A mata em que viviam era muito densa, de maneira que muitas plantas e árvores menores obstruíam a entrada da aldeia. Aquilo protegia os tupinambás de ataques externos. Mas Piquerobi já tinha escalado todas as árvores em torno da sua casa. Ele sabia qual poderia oferecer uma mira razoável, sem ser visto.
O índio calculou que deveria acertar, inicialmente, membros de uma tribo invasora; caso não houvesse invasor, todos os estupradores – o que, para ele, era sinônimo de português. As estrelas o ajudariam.
Desde que os colonos haviam se fixado em Piranapiacaba, dominaram a aldeia de Piquerobi. Os brancos possuíam arma de fogo, o que não era suficiente para se manter na tribo, mas impressionava alguns integrantes. Aqueles homens vestidos de tecidos coloridos pareciam interessados apenas nas mulheres, no fumo e nas cachoeiras. Isso não oferecia muito perigo para o cacique da aldeia, Tibiriça, de maneira que a cada dia mais pareciam amigos, trocando objetos. Alguns meses depois, seus companheiros estavam algemados e derrubando árvores.

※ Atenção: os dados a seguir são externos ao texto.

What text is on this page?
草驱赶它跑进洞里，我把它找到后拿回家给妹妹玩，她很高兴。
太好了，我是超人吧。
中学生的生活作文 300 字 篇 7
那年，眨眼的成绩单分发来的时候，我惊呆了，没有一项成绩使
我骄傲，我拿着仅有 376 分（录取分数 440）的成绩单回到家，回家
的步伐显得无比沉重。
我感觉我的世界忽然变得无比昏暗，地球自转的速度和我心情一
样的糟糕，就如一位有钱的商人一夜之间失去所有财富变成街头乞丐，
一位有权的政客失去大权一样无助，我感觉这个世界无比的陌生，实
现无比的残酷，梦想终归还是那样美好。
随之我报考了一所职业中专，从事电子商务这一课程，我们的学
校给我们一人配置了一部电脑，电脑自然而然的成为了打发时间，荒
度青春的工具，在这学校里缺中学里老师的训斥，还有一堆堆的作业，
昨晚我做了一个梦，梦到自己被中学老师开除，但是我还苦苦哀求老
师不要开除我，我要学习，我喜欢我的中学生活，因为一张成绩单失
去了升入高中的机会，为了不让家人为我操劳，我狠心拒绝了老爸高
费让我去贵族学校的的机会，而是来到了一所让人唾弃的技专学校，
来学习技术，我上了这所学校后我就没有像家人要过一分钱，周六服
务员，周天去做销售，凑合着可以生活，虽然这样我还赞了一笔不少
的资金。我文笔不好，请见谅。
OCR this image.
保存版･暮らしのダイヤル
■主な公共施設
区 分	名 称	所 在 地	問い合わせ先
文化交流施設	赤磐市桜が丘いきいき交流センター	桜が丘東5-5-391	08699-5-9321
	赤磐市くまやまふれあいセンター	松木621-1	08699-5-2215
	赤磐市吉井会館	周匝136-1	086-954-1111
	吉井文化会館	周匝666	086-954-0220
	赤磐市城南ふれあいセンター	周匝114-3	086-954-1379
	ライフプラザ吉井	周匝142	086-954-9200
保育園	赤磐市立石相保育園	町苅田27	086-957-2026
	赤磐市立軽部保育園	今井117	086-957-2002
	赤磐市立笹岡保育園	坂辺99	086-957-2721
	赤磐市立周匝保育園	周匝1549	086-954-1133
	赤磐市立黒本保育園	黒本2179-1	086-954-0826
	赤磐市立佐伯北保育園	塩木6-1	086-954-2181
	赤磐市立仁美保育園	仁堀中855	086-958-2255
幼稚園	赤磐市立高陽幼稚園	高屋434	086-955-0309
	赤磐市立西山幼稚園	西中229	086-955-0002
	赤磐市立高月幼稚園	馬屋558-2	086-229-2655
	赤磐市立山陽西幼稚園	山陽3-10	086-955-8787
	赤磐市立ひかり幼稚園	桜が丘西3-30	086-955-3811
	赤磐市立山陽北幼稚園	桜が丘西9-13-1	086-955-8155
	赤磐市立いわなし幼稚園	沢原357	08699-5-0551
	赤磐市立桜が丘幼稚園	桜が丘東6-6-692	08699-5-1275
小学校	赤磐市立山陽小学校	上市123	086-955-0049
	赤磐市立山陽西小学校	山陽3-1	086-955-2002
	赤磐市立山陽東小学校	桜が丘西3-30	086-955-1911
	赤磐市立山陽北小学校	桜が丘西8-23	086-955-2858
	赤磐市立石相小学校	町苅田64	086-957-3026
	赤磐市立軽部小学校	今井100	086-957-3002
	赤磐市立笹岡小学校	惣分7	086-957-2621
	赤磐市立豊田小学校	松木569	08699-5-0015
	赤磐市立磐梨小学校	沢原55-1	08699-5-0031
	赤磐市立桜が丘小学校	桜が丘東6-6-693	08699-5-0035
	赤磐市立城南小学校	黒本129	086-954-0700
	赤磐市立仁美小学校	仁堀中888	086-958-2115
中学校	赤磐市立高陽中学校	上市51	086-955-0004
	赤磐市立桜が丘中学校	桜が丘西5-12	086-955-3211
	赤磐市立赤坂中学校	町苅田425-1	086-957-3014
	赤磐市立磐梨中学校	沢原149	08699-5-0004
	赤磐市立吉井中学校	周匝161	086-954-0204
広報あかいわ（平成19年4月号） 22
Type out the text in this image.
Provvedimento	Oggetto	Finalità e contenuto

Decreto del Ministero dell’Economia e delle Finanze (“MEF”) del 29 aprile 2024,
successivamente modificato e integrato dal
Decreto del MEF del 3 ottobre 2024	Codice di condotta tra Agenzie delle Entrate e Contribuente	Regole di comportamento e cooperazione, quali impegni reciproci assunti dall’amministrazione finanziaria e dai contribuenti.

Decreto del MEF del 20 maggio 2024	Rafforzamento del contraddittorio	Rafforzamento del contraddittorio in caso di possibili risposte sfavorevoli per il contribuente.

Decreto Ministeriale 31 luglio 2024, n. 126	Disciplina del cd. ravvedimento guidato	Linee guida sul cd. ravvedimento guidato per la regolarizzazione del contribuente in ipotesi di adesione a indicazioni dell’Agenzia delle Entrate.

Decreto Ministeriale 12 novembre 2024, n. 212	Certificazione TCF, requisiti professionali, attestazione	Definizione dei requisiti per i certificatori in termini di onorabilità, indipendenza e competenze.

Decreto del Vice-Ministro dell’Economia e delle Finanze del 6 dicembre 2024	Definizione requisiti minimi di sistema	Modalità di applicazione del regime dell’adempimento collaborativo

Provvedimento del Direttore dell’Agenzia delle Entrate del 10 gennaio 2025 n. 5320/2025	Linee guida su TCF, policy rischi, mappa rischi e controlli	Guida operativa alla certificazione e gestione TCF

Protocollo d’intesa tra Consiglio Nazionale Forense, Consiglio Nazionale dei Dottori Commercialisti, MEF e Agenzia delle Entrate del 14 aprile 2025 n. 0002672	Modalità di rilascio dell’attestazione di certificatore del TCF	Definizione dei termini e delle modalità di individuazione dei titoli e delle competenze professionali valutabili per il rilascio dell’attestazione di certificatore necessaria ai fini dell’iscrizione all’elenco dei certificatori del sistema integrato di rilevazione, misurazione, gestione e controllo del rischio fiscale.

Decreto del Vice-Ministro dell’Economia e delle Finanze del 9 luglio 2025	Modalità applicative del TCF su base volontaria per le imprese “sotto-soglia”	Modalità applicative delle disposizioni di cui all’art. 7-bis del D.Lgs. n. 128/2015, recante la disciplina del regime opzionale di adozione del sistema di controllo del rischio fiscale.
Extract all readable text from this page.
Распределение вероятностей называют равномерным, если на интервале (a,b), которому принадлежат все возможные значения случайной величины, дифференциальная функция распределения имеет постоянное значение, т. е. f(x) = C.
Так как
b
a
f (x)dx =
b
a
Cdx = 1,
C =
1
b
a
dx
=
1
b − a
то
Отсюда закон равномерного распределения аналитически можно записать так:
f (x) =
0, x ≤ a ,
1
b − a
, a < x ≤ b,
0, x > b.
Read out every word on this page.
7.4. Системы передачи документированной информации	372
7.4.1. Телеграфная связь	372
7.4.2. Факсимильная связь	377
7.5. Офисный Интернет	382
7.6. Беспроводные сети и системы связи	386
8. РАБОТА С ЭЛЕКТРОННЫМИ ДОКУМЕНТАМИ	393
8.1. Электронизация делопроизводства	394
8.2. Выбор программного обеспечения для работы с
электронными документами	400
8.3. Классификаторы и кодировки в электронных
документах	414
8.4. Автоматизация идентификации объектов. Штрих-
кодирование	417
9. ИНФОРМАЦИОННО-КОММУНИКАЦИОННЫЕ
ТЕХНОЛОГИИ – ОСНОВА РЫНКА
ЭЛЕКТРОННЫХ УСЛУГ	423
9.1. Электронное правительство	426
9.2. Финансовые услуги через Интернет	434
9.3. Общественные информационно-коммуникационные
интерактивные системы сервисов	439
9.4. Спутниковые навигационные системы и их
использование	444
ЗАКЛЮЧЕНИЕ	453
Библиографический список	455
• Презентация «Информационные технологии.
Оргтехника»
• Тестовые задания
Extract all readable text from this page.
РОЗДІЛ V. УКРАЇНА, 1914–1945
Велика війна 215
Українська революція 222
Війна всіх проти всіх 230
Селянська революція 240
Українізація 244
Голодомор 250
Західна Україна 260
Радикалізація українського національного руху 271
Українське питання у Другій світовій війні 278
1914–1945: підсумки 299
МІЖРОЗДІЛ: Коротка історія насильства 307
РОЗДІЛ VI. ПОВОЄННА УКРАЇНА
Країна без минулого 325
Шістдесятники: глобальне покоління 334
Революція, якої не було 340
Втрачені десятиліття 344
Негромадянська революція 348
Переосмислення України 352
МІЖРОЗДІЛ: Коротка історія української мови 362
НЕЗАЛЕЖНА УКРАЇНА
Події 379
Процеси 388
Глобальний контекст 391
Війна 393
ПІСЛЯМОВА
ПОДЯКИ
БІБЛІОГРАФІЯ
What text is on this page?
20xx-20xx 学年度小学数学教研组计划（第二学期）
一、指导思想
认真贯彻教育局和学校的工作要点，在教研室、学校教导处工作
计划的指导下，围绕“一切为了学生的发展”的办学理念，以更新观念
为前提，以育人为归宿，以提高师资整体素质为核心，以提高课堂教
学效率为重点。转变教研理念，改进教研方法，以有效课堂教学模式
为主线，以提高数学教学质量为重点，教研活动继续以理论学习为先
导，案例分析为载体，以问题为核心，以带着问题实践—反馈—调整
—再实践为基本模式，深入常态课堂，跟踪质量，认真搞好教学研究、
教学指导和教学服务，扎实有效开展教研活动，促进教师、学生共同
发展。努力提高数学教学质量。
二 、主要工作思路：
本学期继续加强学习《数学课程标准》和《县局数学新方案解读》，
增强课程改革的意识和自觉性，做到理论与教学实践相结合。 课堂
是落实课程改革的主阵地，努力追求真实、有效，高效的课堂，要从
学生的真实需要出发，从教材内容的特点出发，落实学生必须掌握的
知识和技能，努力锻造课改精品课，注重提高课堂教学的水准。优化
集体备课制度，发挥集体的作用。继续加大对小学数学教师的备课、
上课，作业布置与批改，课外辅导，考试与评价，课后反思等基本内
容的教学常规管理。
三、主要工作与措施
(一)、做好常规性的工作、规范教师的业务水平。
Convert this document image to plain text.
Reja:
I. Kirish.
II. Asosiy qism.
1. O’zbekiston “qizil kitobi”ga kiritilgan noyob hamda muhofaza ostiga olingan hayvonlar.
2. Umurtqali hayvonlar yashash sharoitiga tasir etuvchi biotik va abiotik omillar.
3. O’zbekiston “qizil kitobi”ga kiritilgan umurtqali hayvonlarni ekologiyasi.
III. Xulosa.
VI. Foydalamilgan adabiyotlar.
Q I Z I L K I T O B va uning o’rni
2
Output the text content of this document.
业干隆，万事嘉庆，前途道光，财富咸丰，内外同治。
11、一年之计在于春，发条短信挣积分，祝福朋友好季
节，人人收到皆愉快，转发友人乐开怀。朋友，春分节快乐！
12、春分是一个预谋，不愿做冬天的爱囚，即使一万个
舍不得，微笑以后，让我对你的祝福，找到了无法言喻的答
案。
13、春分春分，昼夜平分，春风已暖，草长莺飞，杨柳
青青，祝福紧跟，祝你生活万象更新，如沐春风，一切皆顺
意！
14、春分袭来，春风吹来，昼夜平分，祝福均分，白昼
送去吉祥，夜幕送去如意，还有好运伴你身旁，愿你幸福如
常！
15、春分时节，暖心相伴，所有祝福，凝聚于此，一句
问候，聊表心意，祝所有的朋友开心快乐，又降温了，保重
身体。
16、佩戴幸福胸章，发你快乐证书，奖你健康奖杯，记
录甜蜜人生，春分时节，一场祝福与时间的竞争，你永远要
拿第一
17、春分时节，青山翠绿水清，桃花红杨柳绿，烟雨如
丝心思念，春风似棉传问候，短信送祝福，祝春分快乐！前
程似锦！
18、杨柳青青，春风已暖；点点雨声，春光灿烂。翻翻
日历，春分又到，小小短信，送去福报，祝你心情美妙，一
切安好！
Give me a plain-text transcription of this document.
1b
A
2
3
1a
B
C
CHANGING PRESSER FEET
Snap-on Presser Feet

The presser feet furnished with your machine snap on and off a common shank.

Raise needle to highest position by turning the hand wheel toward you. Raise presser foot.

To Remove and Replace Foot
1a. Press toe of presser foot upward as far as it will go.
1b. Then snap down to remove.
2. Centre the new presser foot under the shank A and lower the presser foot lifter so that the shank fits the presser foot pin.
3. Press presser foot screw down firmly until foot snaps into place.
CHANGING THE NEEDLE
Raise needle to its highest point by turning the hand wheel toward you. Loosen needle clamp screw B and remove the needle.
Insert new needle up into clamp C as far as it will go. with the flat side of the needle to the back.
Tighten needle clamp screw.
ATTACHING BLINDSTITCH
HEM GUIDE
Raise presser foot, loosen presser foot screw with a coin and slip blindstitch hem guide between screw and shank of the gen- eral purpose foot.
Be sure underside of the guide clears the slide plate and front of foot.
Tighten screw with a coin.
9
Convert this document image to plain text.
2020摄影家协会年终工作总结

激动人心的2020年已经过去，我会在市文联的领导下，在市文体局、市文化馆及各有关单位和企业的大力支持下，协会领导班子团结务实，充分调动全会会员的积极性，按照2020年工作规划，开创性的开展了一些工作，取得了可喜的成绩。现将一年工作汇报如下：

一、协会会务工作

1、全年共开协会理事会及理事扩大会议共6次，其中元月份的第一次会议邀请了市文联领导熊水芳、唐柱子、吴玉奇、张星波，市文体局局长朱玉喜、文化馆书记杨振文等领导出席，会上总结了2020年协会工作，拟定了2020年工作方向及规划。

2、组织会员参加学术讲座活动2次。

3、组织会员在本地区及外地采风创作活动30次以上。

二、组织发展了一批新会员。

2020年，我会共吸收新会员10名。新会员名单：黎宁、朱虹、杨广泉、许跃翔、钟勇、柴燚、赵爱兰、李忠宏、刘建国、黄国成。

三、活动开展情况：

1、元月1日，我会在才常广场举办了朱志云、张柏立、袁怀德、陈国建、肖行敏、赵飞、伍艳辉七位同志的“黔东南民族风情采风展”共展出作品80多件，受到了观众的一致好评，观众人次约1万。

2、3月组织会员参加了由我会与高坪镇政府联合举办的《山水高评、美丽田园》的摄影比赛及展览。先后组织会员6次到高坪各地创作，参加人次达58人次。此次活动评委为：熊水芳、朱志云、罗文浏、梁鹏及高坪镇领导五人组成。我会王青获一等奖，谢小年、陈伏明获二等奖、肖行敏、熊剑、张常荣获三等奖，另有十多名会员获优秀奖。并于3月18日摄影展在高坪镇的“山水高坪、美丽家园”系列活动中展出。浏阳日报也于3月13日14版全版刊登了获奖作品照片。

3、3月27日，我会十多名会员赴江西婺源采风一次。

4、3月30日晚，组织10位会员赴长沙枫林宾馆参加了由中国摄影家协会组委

No fim ao cabo, não fora a força que garantira a permanência dos colonos, mas a estranha intimidade que compartilharam com o cacique e outros índios.
Piquerobi nunca aceitou muito bem a presença dos brancos, principalmente a dos que em pouco tempo descobriu se identificarem como padres. Esses faziam para os seus irmãos promessas que pouco lhe interessavam. Algumas delas ele sequer entendia.
Do alto da árvore, Piquerobi avistou sua aldeia. Seus amigos e seus inimigos pareciam tomados por algum espírito. Mas a visão do guerreiro aos poucos escurecia. O que estava acontecendo? Era o medo? A raiva? Olhou para cima: as estrelas haviam se escondido e o céu rapidamente se preparava para lançar água à aldeia.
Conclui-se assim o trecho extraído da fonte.